AnalyseResolutions v1.2 is a highly tailored tool (read: a PhDWare code-sketch) designed to access the digital facsimile of a single document, the Resolutions of the States General for the year 1740; to interpret select features of the document's layout and the visual marks of the textual content; and to use that information to generate a structured full-text XML document.
The tool's tailored application of image analysis is based on heuristic rules derived from modelling which are implemented with simple document image analysis and understanding concepts and methods. The text is recognised using the Tesseract v3.05 OCR engine.
This tool will not work for you out-of-the-box—no, not even for you.
The work discussed here was part of a case study within Tuomo Toljamo's PhD research (2014–) at King's College London carried out within the DiXiT ITN (Digital Scholarly Editions Initial Training Network). The research explores the impact of digital facsimiles on digital scholarly editing, and focusses especially on their computational affordances. The case study work was started during a research secondment at the Huygens ING (KNAW) and relates closely to other work ongoing at the institution.
The research leading to these results has received funding from the People Programme (Marie Curie Actions) of the European Union's Seventh Framework Programme FP7/2007–2013/ under REA grant agreement nº 317436.
The AnalyseResolutions v1.2 tool and the other resources which will be made available here were developed during a PhD case study. The case study was closely related to a series of pilot projects initiated at the Huygens ING to explore methods alternative to traditional editing for the digital opening of a vast archival series, the Resolutions of the States General 1576–1796 (see Sluijter et al. 2016). The series is of considerable interest to historians, but its sheer breadth—the series spans unbroken for over two-hundred years and runs up to some 200,000 pages—has posed a challenge to its comprehensive editing.
While historians are keen to access the series' textual content, the documents in the series are highly structured and the specifics of how the texts are laid out on the pages (i.e. the graphical layout arrangement) is also a carrier of information. The specific aims of this case study were to explore whether and how the visual information encoded in the layout details and captured in the cover-to-cover facsimile could be usefully harnessed for the digital opening of the series. The means selected for this exploration was tool development.
Towards these purposes, the case study focussed on a single document, the printed Resolutions for the year 1740, and borrowed the conceptual and methodological toolbox from the field of document image analysis and understanding. The development work itself was highly document-centric and based on an extensive modelling of the 1740 document's systems of structuring.
To be added when the code and resources are released.
Please see the results page for a preliminary communication of the direct outputs and some background to them.

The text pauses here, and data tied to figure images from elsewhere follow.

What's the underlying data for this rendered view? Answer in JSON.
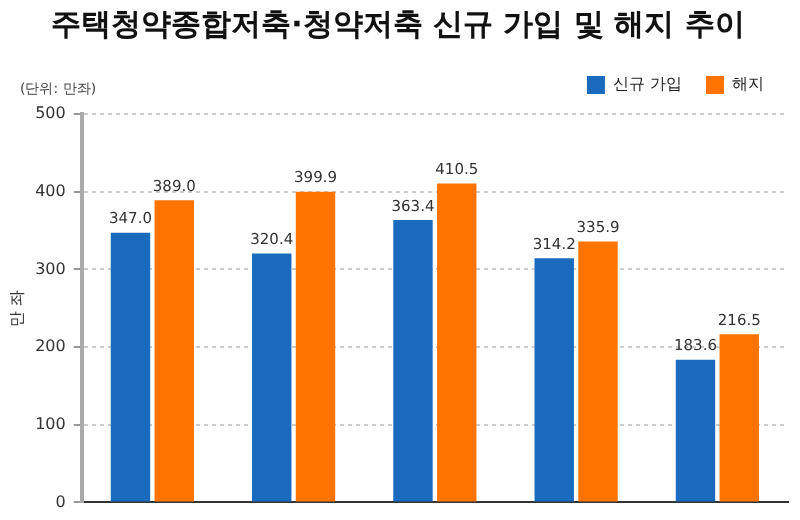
{
  "chart_data": {
    "type": "bar",
    "title": "주택청약종합저축·청약저축 신규 가입 및 해지 추이",
    "ylabel": "만 좌",
    "annotations": [
      "(단위: 만좌)"
    ],
    "categories": [
      null,
      null,
      null,
      null,
      null
    ],
    "series": [
      {
        "name": "신규 가입",
        "color": "#1a6bbd",
        "values": [
          347.0,
          320.4,
          363.4,
          314.2,
          183.6
        ],
        "value_labels": [
          "347.0",
          "320.4",
          "363.4",
          "314.2",
          "183.6"
        ]
      },
      {
        "name": "해지",
        "color": "#ff7300",
        "values": [
          389.0,
          399.9,
          410.5,
          335.9,
          216.5
        ],
        "value_labels": [
          "389.0",
          "399.9",
          "410.5",
          "335.9",
          "216.5"
        ]
      }
    ],
    "ylim": [
      0,
      500
    ],
    "yticks": [
      0,
      100,
      200,
      300,
      400,
      500
    ],
    "grid": "y",
    "legend": "top right",
    "tick_labels": "y"
  }
}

Release Outline and Technical Terms
To be added.
As a PhDWare product, the tools, resources and documentation made available here are done so both as a means of communication in the hope that it will be useful for someone, and as a thank you for all the resources that in turn have made this work all the much easier; at the same time, however, please understand that (1) no support is promised, but some may be offered; and (2) the code itself is a thicket in need of tending.

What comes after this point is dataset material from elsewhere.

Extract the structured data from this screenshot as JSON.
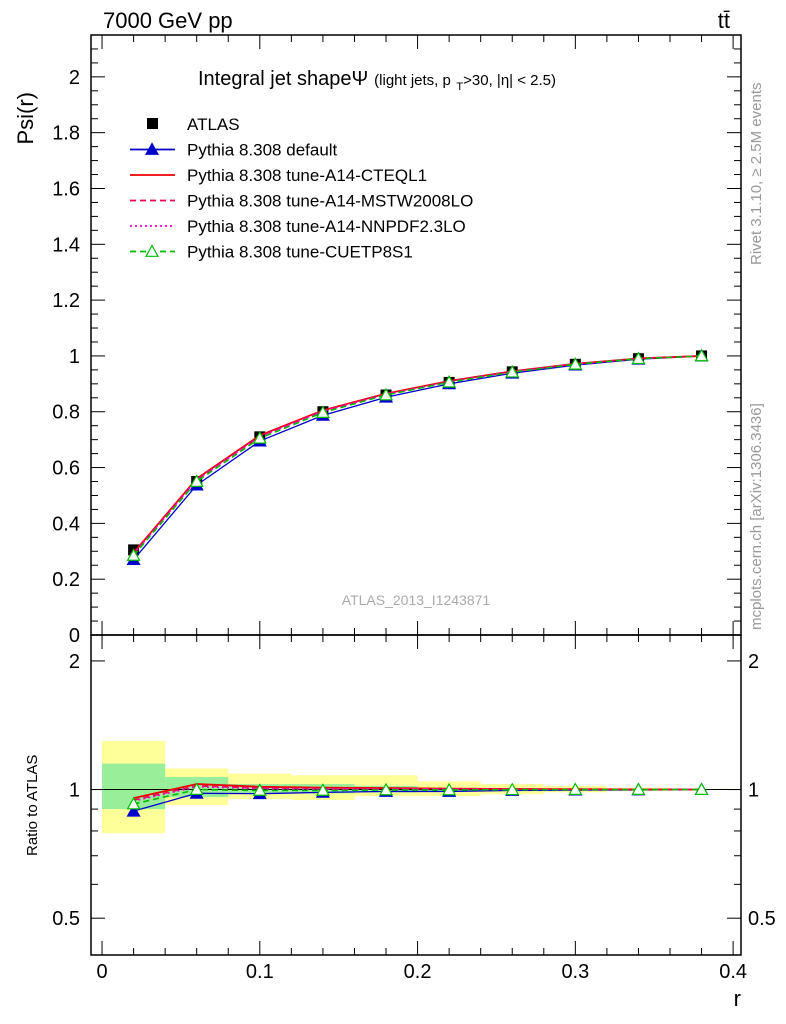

Rik Hoekstra and Peter Boot (Huygens ING); Ray Smith (Google) for Tesseract OCR; Thomas Breuel (Google) for OCRopus; Jaakko Sauvola and Matti Pietikäinen (University of Oulu) for Sauvola binarisation; Matthew Christy et al. (Texas A&M University) and the eMOP project for font training files and informative blogposts; PRImA (University of Salford) for Aletheia 3.0; Bryan Tarpley (Texas A&M University) for Franken+; Jesse de Does et al. (Instituut voor Nederlandse Lexicologie) for the Historical Dutch Lexicon; Rafael C. Carrasco (University of Alicante) for ocrevalUAtion; and the EU-funded IMPACT and SUCCEED projects for various types of communications, resources, and reports.
Hoekstra, Rik, and Ida Nijenhuis. 2012. “Enhanced Access for a Paper World.” Paper presented at the European Society for Textual Scholarship 2012, KNAW, Amsterdam, 22–24 November 2012.
Sluijter, Ronald, Marielle Scherer, Sebastiaan Derks, Ida Nijenhuis, Walter Ravenek, and Rik Hoekstra. 2016. “From Handwritten Text to Structured Data: Alternatives to Editing Large Archival Series.” Paper presented at the Digital Humanities 2016, Kraków, 11–16 July 2016.
Toljamo, Tuomo. 2016. “On Building Tools: A Highly Tailored Approach to Digitally Access and Prepare the 1740 Dutch Resolutions of the States General.” Paper presented at the European Society for Textual Scholarship 2016 / DiXiT 3, University of Antwerp, 5–7 October 2016.
Last update: 31st March 2017. Tuomo Toljamo (King's College London).